Genotoxicity assessment of potentially mutagenic nucleoside analogues using ToxTracker

Nucleoside analogues have long been designed and tested in cancer treatment and against viral infections. However, several early compounds were shown to have mutagenic properties as a consequence of their mode-ofaction. This limited their use, and several have been discontinued for lengthy treatments or altogether. Nonetheless, nucleoside analogues remain an attractive modality for virally driven diseases, of which many still are without proper treatment options.
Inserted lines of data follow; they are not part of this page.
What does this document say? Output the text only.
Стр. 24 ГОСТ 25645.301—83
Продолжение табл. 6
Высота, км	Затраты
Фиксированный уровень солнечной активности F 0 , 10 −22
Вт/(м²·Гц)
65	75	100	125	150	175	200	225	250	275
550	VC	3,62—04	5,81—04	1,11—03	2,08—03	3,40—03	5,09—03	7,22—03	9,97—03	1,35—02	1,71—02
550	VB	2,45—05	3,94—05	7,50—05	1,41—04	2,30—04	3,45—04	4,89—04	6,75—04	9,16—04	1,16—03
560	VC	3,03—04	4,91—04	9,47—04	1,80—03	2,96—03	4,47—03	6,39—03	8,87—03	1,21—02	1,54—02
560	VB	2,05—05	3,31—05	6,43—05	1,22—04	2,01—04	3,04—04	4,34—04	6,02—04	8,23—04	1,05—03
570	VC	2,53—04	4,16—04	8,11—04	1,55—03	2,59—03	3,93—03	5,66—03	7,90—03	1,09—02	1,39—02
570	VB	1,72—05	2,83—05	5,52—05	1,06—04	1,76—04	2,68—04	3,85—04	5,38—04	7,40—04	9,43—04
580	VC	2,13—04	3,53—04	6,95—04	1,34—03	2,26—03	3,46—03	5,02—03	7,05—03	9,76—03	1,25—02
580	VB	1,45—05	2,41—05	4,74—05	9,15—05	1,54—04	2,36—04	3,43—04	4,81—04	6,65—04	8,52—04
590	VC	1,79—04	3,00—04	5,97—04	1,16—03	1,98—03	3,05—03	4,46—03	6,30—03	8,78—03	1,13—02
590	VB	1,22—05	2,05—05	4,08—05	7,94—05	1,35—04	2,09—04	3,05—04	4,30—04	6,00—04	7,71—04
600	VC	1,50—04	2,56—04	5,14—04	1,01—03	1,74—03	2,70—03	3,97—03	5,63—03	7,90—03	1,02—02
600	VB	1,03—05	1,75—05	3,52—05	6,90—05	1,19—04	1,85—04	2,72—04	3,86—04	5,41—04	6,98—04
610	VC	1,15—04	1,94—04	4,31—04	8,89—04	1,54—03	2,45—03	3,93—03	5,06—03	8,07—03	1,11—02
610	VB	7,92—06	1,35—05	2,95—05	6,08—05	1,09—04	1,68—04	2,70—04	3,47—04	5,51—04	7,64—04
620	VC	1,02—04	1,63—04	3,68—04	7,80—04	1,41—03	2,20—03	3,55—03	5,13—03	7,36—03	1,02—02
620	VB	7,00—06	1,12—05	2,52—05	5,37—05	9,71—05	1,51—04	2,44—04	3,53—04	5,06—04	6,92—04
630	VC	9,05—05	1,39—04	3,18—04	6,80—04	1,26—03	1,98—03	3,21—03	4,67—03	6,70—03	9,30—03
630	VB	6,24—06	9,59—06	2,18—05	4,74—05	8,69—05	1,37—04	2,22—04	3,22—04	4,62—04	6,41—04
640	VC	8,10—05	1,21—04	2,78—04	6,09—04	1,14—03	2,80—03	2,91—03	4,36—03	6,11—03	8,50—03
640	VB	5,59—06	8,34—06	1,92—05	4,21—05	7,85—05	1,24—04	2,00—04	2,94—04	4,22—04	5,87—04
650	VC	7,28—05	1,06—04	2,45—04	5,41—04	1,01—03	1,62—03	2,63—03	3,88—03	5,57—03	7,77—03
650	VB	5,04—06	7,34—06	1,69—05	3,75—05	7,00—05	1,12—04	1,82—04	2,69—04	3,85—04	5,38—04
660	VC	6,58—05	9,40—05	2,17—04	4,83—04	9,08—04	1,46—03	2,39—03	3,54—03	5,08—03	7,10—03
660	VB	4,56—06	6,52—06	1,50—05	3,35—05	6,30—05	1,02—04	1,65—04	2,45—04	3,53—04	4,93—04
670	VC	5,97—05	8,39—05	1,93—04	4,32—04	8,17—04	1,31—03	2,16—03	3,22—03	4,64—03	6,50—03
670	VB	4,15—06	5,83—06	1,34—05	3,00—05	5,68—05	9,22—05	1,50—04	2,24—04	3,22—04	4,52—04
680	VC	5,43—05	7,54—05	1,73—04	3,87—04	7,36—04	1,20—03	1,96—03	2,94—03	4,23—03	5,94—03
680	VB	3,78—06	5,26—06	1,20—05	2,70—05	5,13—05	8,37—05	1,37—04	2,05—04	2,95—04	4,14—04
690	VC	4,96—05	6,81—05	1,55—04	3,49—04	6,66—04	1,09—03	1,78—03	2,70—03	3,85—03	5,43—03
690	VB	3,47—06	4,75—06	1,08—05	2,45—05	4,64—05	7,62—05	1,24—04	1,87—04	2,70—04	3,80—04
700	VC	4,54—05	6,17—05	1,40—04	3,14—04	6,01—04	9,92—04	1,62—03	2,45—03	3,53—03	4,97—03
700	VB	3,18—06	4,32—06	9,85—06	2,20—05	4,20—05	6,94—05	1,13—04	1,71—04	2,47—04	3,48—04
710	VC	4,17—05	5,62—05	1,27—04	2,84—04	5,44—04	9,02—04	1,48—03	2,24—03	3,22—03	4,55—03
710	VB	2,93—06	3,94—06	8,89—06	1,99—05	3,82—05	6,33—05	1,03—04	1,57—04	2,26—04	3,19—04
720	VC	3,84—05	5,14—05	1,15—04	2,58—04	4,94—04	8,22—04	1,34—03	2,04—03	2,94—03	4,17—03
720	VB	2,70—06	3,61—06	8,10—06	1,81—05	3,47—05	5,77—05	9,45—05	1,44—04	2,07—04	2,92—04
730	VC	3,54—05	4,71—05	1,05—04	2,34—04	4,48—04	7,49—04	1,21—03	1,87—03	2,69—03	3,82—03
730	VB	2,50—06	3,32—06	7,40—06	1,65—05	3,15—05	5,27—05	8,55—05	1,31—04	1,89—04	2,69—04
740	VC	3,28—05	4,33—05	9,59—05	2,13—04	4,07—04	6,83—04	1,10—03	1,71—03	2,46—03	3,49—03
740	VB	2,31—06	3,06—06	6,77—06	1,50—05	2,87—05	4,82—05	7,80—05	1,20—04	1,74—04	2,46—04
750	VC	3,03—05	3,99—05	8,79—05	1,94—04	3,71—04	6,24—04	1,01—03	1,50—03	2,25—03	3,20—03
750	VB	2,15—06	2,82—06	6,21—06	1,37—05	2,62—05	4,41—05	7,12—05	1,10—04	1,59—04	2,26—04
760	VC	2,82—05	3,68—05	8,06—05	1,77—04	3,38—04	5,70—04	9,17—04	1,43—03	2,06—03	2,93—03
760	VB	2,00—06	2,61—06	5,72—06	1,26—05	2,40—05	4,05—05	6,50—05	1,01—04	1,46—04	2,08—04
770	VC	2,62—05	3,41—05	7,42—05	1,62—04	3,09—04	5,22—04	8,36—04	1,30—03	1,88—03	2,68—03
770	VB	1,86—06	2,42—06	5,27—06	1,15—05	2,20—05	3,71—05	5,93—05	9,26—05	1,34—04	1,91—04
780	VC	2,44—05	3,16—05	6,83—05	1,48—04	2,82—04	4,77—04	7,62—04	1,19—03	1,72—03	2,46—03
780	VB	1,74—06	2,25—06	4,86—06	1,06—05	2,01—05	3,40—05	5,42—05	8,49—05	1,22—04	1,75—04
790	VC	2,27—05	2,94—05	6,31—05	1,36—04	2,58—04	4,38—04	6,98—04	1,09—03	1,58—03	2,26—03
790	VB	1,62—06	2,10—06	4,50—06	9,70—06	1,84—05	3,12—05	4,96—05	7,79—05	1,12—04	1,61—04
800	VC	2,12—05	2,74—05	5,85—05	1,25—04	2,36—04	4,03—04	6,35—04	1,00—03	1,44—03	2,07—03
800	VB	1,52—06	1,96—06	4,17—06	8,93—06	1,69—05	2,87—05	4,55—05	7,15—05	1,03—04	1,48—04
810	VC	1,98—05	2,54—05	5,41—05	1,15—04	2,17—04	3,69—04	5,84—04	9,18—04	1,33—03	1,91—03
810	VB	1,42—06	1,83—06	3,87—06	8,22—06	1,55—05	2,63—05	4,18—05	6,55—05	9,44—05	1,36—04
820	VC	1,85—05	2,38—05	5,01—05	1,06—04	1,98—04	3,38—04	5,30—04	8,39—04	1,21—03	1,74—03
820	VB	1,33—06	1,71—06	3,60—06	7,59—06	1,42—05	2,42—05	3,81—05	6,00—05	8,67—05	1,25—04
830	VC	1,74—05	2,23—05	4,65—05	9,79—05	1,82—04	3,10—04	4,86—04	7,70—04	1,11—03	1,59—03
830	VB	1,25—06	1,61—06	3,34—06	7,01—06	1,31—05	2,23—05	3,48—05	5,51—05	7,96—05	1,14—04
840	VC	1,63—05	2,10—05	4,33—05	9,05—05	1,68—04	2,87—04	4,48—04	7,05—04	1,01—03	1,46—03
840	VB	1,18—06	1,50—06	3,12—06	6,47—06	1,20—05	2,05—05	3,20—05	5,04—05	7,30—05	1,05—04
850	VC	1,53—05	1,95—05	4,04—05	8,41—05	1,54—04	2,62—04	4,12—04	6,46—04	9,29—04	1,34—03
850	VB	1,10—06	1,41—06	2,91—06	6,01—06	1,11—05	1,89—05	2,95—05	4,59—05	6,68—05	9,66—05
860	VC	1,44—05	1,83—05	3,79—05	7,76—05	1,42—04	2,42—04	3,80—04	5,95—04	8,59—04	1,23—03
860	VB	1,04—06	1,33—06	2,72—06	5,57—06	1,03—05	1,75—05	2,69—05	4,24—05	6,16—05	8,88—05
To quantitatively assess the genotoxic mode-of-action of a panel of nucleoside analogues, we applied the ToxTracker (R) reporter assay. Many of the early nucleoside analogues showed a genotoxic response. The more recently developed nucleoside analogues, Remdesivir and Molnupiravir that are currently being repurposed for Covid-19 treatment, had a different profile in ToxTracker and did not induce the genotoxicity reporters. Our analyses support the metabolite GS-441524 over the parent analogue Remdesivir. In contrast, Molnupiravir was devoid of clear cellular toxicity while its active metabolite (EIDD-1931) was cytotoxic and induced several biomarkers. Nucleoside analogues continue to be attractive treatment options upon viral infections. ToxTracker readily distinguished between the genotoxic analogues and those with different profiles and provides a basis for clustering and potency ranking, offering a comprehensive tool to assess the toxicity of nucleoside analogues.

Automated summary

Nucleoside analogues have been used in cancer treatment and viral infections, but some early compounds have mutagenic properties. Recent nucleoside analogues, such as Remdesivir and Molnupiravir, show different genotoxicity responses. ToxTracker reporter assay can be used to quantitatively assess the genotoxicity of nucleoside analogues.